Skipper was part collie and part bird dog. He was as big as a collie or maybe bigger and had the pretty markings of a bird dog, white hair with some black spots, and black ears.
We called him “Super Dog” because he could leap fences in a single bound and quiet a lady’s man. Several of our neighbors complained about Skipper fathering their sweet little female’s latest litter.
That was before the leash law. Generally, where I rode my bike and walked to Skipper went with me, running a hundred feet or so ahead of me, exploring and sniffing things.
We lived almost two miles from the center of Marietta. Then, we had a ’53 Chevrolet. Many times, probably more times than not, when we drove off towards town going to school or whatever, Skipper would chase behind us block after block. Finally we would give in, pull over and open the truck and he would jump in and when we returned home we would opened the trunk and he would jump out, stretch, and probably adjust his eyes to the bright day.

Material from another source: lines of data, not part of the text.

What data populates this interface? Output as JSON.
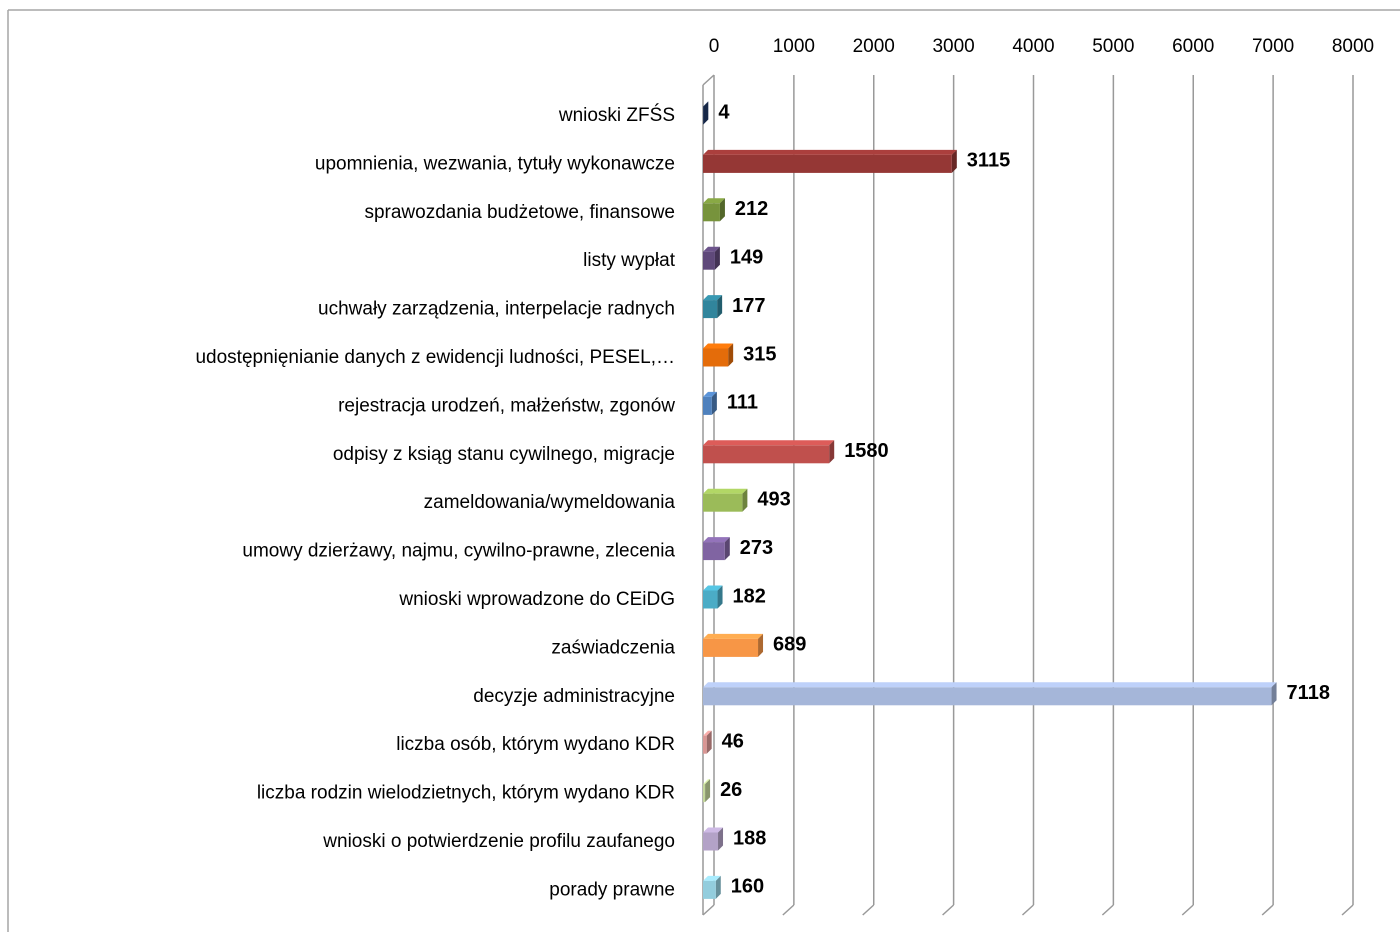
{
  "chart_data": {
    "type": "bar3d_horizontal",
    "categories": [
      "wnioski ZFŚS",
      "upomnienia, wezwania, tytuły wykonawcze",
      "sprawozdania budżetowe, finansowe",
      "listy wypłat",
      "uchwały zarządzenia, interpelacje radnych",
      "udostępnięnianie danych z ewidencji ludności, PESEL,…",
      "rejestracja urodzeń, małżeństw, zgonów",
      "odpisy z ksiąg stanu cywilnego, migracje",
      "zameldowania/wymeldowania",
      "umowy dzierżawy, najmu, cywilno-prawne, zlecenia",
      "wnioski wprowadzone do CEiDG",
      "zaświadczenia",
      "decyzje administracyjne",
      "liczba osób, którym wydano KDR",
      "liczba rodzin wielodzietnych, którym wydano KDR",
      "wnioski o potwierdzenie profilu zaufanego",
      "porady prawne"
    ],
    "values": [
      4,
      3115,
      212,
      149,
      177,
      315,
      111,
      1580,
      493,
      273,
      182,
      689,
      7118,
      46,
      26,
      188,
      160
    ],
    "colors": [
      "#1f3864",
      "#953735",
      "#77933c",
      "#5f497a",
      "#31859c",
      "#e46c0a",
      "#4f81bd",
      "#c0504d",
      "#9bbb59",
      "#8064a2",
      "#4bacc6",
      "#f79646",
      "#a5b6d9",
      "#d99694",
      "#c3d69b",
      "#b3a2c7",
      "#93cddd"
    ],
    "xlim": [
      0,
      8000
    ],
    "xticks": [
      0,
      1000,
      2000,
      3000,
      4000,
      5000,
      6000,
      7000,
      8000
    ],
    "grid": true
  }
}
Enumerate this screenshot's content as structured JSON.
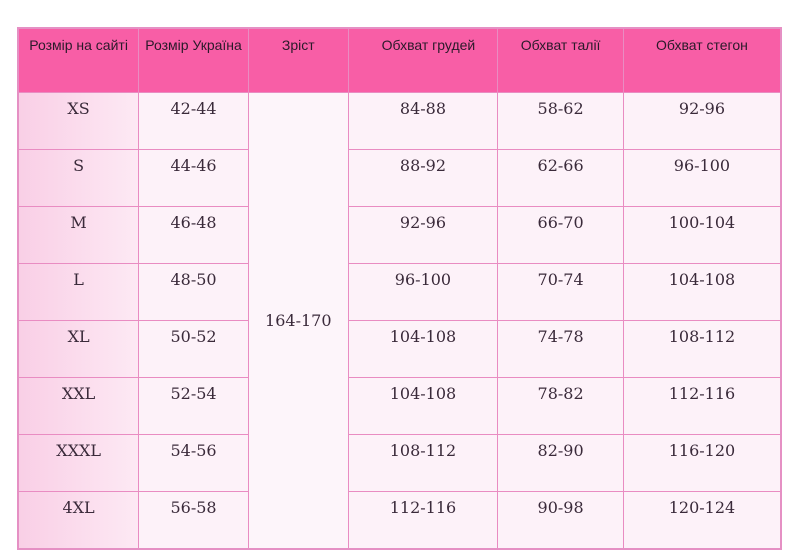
{
  "headers": [
    "Розмір на сайті",
    "Розмір Україна",
    "Зріст",
    "Обхват грудей",
    "Обхват талії",
    "Обхват стегон"
  ],
  "height": "164-170",
  "rows": [
    [
      "XS",
      "42-44",
      "84-88",
      "58-62",
      "92-96"
    ],
    [
      "S",
      "44-46",
      "88-92",
      "62-66",
      "96-100"
    ],
    [
      "M",
      "46-48",
      "92-96",
      "66-70",
      "100-104"
    ],
    [
      "L",
      "48-50",
      "96-100",
      "70-74",
      "104-108"
    ],
    [
      "XL",
      "50-52",
      "104-108",
      "74-78",
      "108-112"
    ],
    [
      "XXL",
      "52-54",
      "104-108",
      "78-82",
      "112-116"
    ],
    [
      "XXXL",
      "54-56",
      "108-112",
      "82-90",
      "116-120"
    ],
    [
      "4XL",
      "56-58",
      "112-116",
      "90-98",
      "120-124"
    ]
  ],
  "colors": {
    "header": "#f85ea6",
    "border": "#e98cc2"
  }
}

I read in Judy's blog this morning that her cat found it a resting place in the back of her van when she was packing up stuff in the back – and went unnoticed.
That reminded me of the time we were talking and one of us said, “Where is Skipper?” We haven’t seen him around for almost a week. It was not unusual for him to be gone for a day or two at a time. It happened so frequently we would not worry, knowing he would return soon.
But this time was the longest he had gone. Had he been ran over? Did somebody steal him? We started trying to think the last time we saw Skipper and one of us remembered opening the truck for him to jump in on Lawrence Avenue.
We knew we had to do what we had to do. It was at least 3 days, but more likely 4 or 5 days. With hesitancy we went out and opened the trunk.
Skipper jumped out, stretched, yawned, probably adjusted his eyes, and acted as if it was all routine – like, “What are you looking at?”
The trunk was clean of any dog waste… no dog poo, no dog pee smell – just some white hair and sweat.
We got to enjoy his company for a few more years. In fact, I am not sure of his fate. Mama said she gave him to a man who owned a farm out in west Cobb County.